Red Bull verleiht Flügel, auch der Staatsanwaltschaft Feldkirch. Die Strafverfolgungsbehörde konnte einen Einbrecher dank des Energydrinks überführen. Bei einem Einbruch in ein Wohnhaus in Feldkirch hatte der Kriminaltourist aus dem Kosovo im März 2013 eine Red-Bull-Dose zurückgelassen. Auf der Dose wurden seine DNA-Spuren festgestellt. Das Getränk hatte der Täter zuvor in derselben Nacht bei einem Einbruchsdiebstahl in einem anderen Haus in Feldkirch gestohlen.

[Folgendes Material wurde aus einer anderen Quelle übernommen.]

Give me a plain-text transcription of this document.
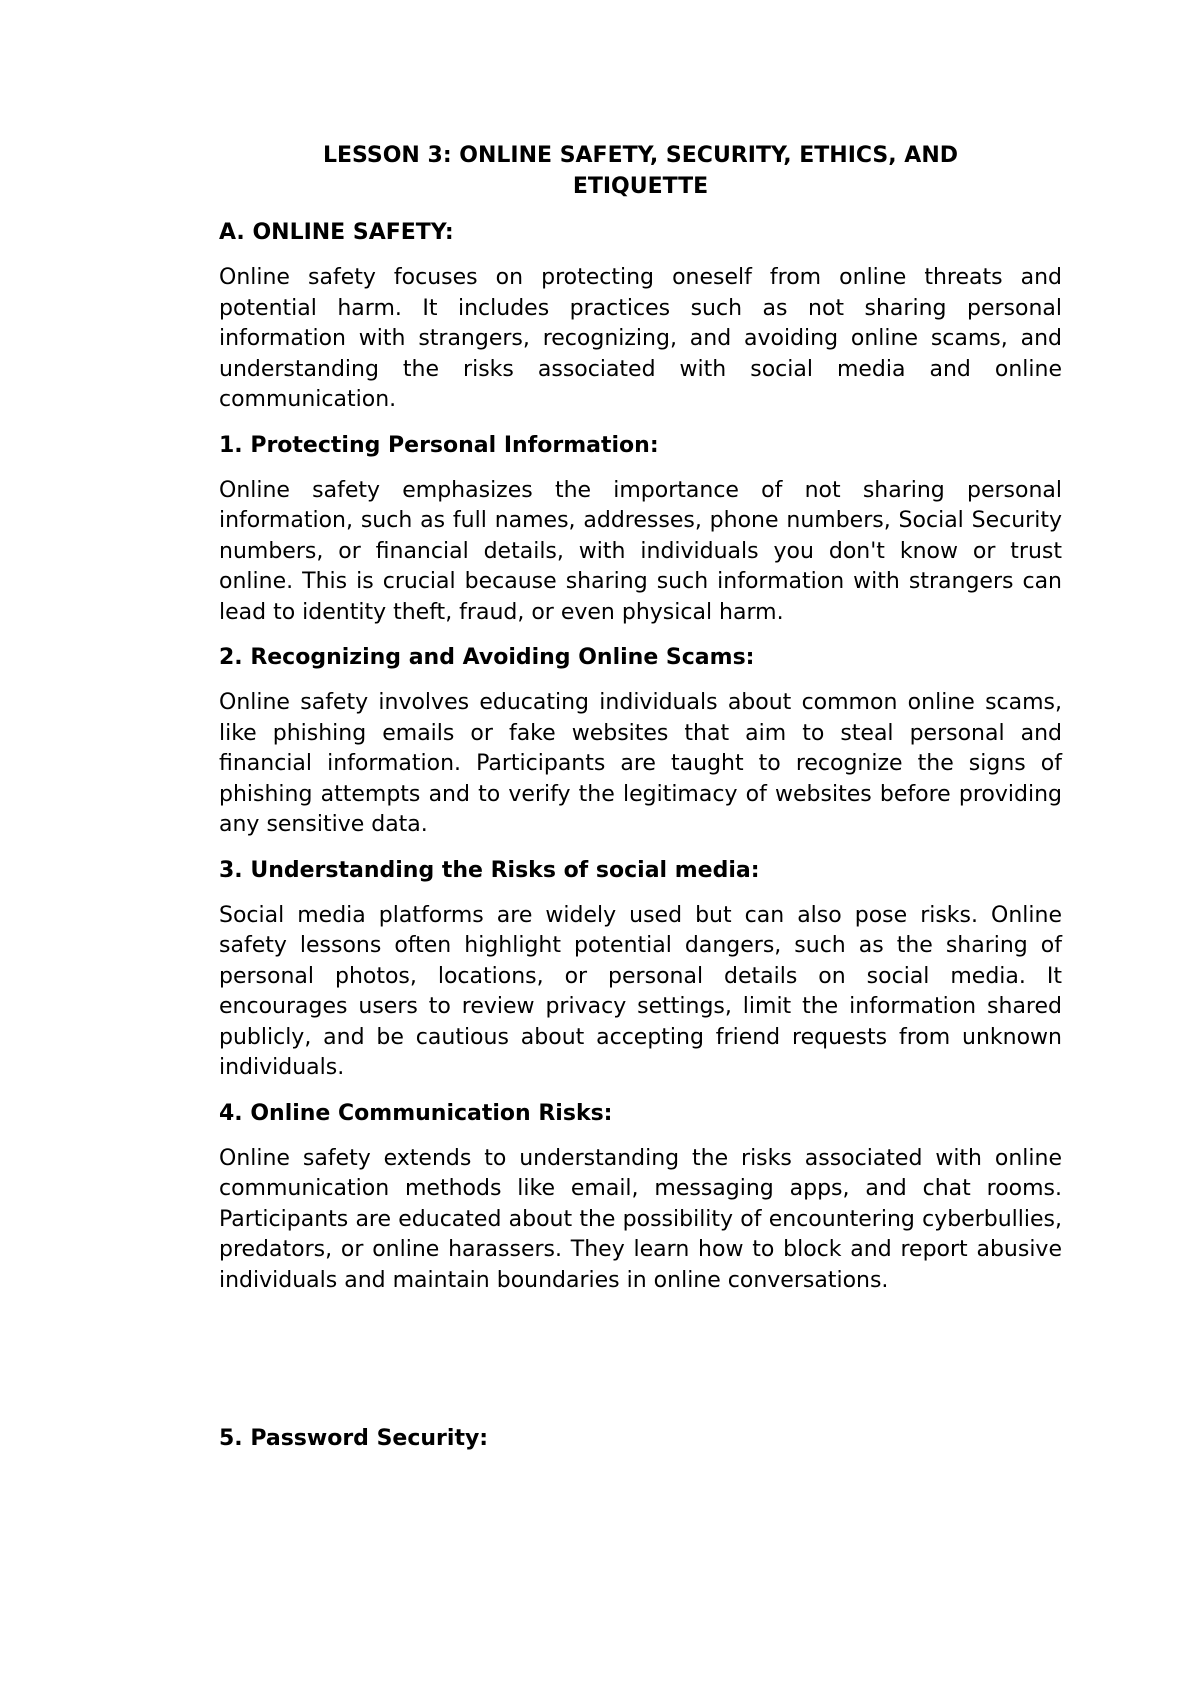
LESSON 3: ONLINE SAFETY, SECURITY, ETHICS, AND ETIQUETTE
A. ONLINE SAFETY:
Online safety focuses on protecting oneself from online threats and potential harm. It includes practices such as not sharing personal information with strangers, recognizing, and avoiding online scams, and understanding the risks associated with social media and online communication.
1. Protecting Personal Information:
Online safety emphasizes the importance of not sharing personal information, such as full names, addresses, phone numbers, Social Security numbers, or financial details, with individuals you don't know or trust online. This is crucial because sharing such information with strangers can lead to identity theft, fraud, or even physical harm.
2. Recognizing and Avoiding Online Scams:
Online safety involves educating individuals about common online scams, like phishing emails or fake websites that aim to steal personal and financial information. Participants are taught to recognize the signs of phishing attempts and to verify the legitimacy of websites before providing any sensitive data.
3. Understanding the Risks of social media:
Social media platforms are widely used but can also pose risks. Online safety lessons often highlight potential dangers, such as the sharing of personal photos, locations, or personal details on social media. It encourages users to review privacy settings, limit the information shared publicly, and be cautious about accepting friend requests from unknown individuals.
4. Online Communication Risks:
Online safety extends to understanding the risks associated with online communication methods like email, messaging apps, and chat rooms. Participants are educated about the possibility of encountering cyberbullies, predators, or online harassers. They learn how to block and report abusive individuals and maintain boundaries in online conversations.
5. Password Security:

Der einschlägig vorbestrafte Angeklagte wurde gestern am Landesgericht Feldkirch zu einer Zusatzstrafe von 15 Monaten Gefängnis verurteilt. Vom Schuldspruch umfasst waren vier Einbrüche an zwei Tagen in Vorarlberg. Das Urteil des Schöffensenats unter dem Vorsitz von Richterin Judith Oberauer ist rechtskräftig. Der von Kurt Flatz verteidigte Untersuchungshäftling, der sämtliche Tatvorwürfe bestritt, und Staatsanwalt Karl Wild verzichteten auf Rechtsmittel.

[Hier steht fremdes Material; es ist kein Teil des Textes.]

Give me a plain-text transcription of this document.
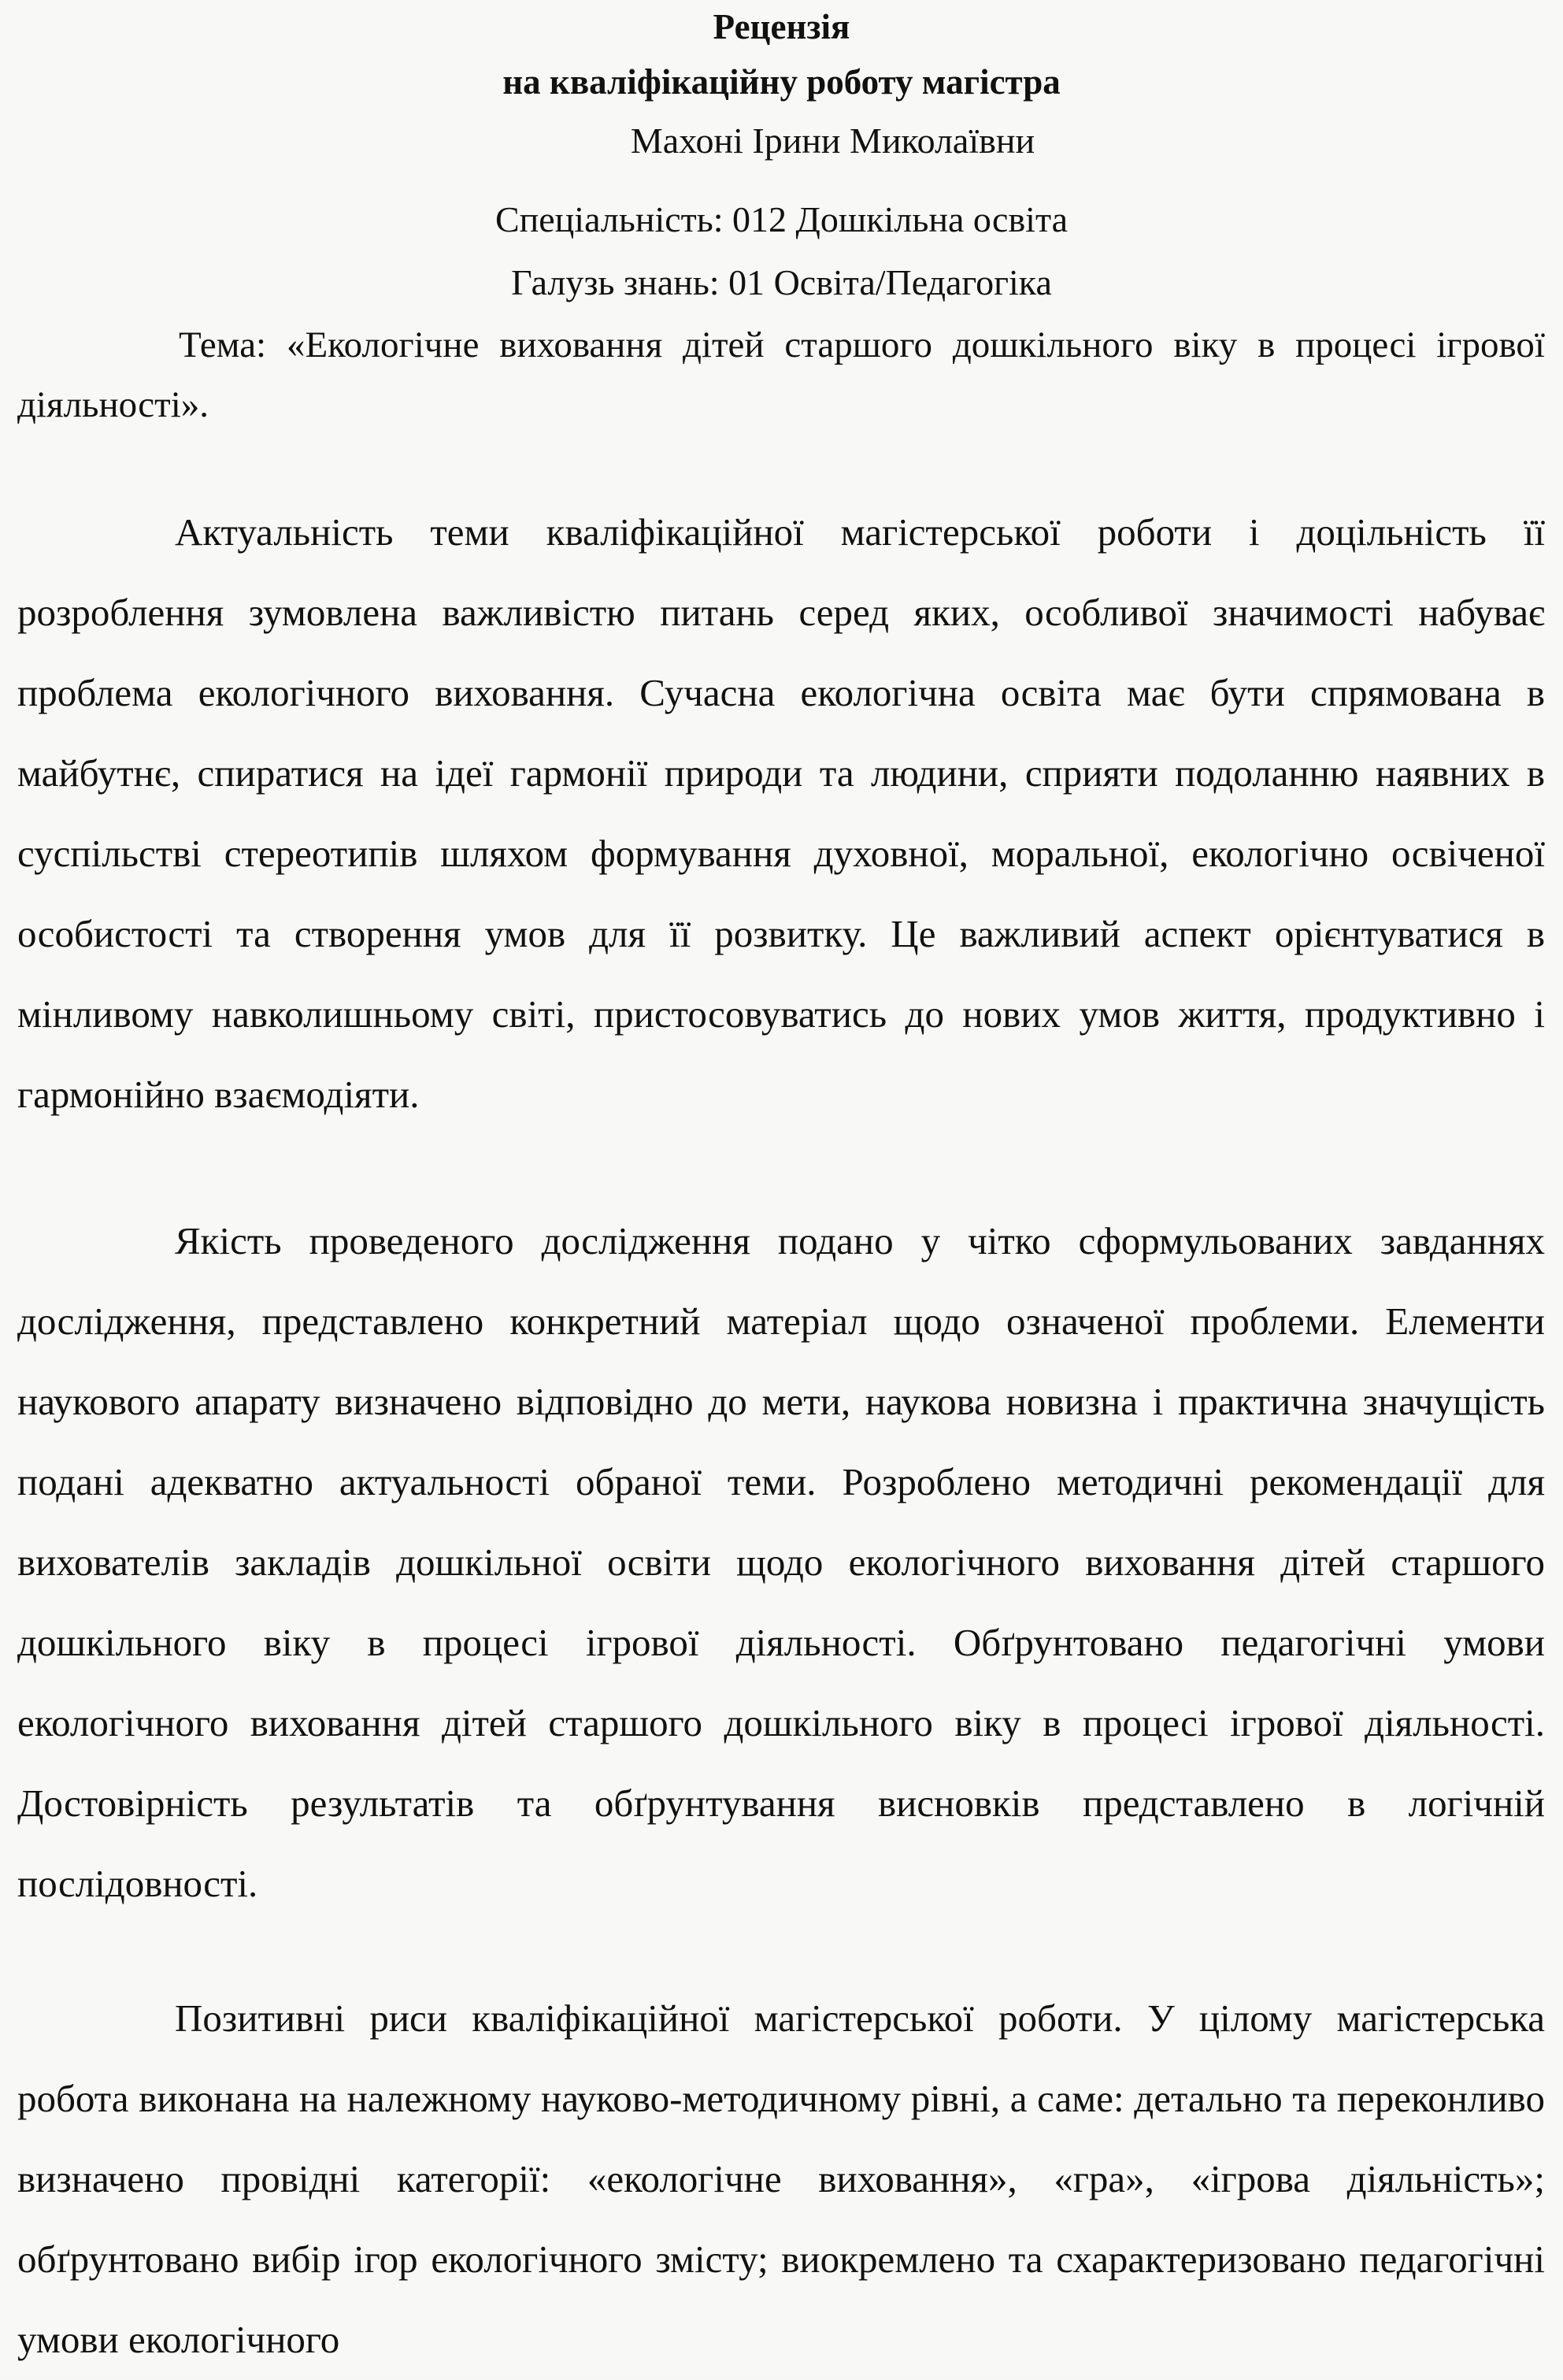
Рецензія
на кваліфікаційну роботу магістра
Махоні Ірини Миколаївни
Спеціальність: 012 Дошкільна освіта
Галузь знань: 01 Освіта/Педагогіка
Тема: «Екологічне виховання дітей старшого дошкільного віку в процесі ігрової діяльності».
Актуальність теми кваліфікаційної магістерської роботи і доцільність її розроблення зумовлена важливістю питань серед яких, особливої значимості набуває проблема екологічного виховання. Сучасна екологічна освіта має бути спрямована в майбутнє, спиратися на ідеї гармонії природи та людини, сприяти подоланню наявних в суспільстві стереотипів шляхом формування духовної, моральної, екологічно освіченої особистості та створення умов для її розвитку. Це важливий аспект орієнтуватися в мінливому навколишньому світі, пристосовуватись до нових умов життя, продуктивно і гармонійно взаємодіяти.
Якість проведеного дослідження подано у чітко сформульованих завданнях дослідження, представлено конкретний матеріал щодо означеної проблеми. Елементи наукового апарату визначено відповідно до мети, наукова новизна і практична значущість подані адекватно актуальності обраної теми. Розроблено методичні рекомендації для вихователів закладів дошкільної освіти щодо екологічного виховання дітей старшого дошкільного віку в процесі ігрової діяльності. Обґрунтовано педагогічні умови екологічного виховання дітей старшого дошкільного віку в процесі ігрової діяльності. Достовірність результатів та обґрунтування висновків представлено в логічній послідовності.
Позитивні риси кваліфікаційної магістерської роботи. У цілому магістерська робота виконана на належному науково-методичному рівні, а саме: детально та переконливо визначено провідні категорії: «екологічне виховання», «гра», «ігрова діяльність»; обґрунтовано вибір ігор екологічного змісту; виокремлено та схарактеризовано педагогічні умови екологічного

Bei der Strafbemessung war Rücksicht zu nehmen auf die Verurteilung des Ausländers in Liechtenstein am 4.3.2015 zu 13 Monaten Haft wegen eines Einbruchs, Geldwäsche und Hehlerei. Damit hatte das Feldkircher Gericht gestern diese Frage zu beantworten: Um wie viel höher wäre die Strafe ausgefallen, wenn im Vorjahr in Vaduz schon über die gestern angeklagten Delikte von 2013 mitverhandelt worden wäre?

Freigesprochen wurde der 41-Jährige am Dienstag von den sechs angeklagten Einbrüchen im Burgenland vom März 2013. Bei Tatorten im Burgenland waren DNA-Spuren jenes unbekannten Mittäters sichergestellt worden, die auch bei den Taten in Vorarlberg gefunden worden waren. Für die burgenländischen Einbrüche sei gegen den Angeklagten kein Schuldnachweis möglich, sagte Richterin Oberauer.

Auslieferung in die Schweiz

Anklage erhoben hatte die Staatsanwaltschaft wegen gewerbsmäßig schweren Einbruchsdiebstahls mit einer Beute von 5100 Euro. Dafür beträgt der Strafrahmen ein bis zehn Jahre Gefängnis. Das Gericht nahm auch wegen den seit Jahresbeginn täterfreundlicher gewordenen Bestimmungen zur Gewerbsmäßigkeit aber nur noch den Tatbestand des Einbruchsdiebstahls in eine Wohnstätte mit einem Strafrahmen von sechs Monaten bis fünf Jahren Haft an.

Wahrscheinlich noch vor der Verbüßung der gesamten 15 Haftmonate wird der Kriminaltourist in die Schweiz ausgeliefert werden. Die Schweiz, die ihn schon vier Mal verurteilt hat, legt dem Kosovaren neuerlich Einbrüche zur Last.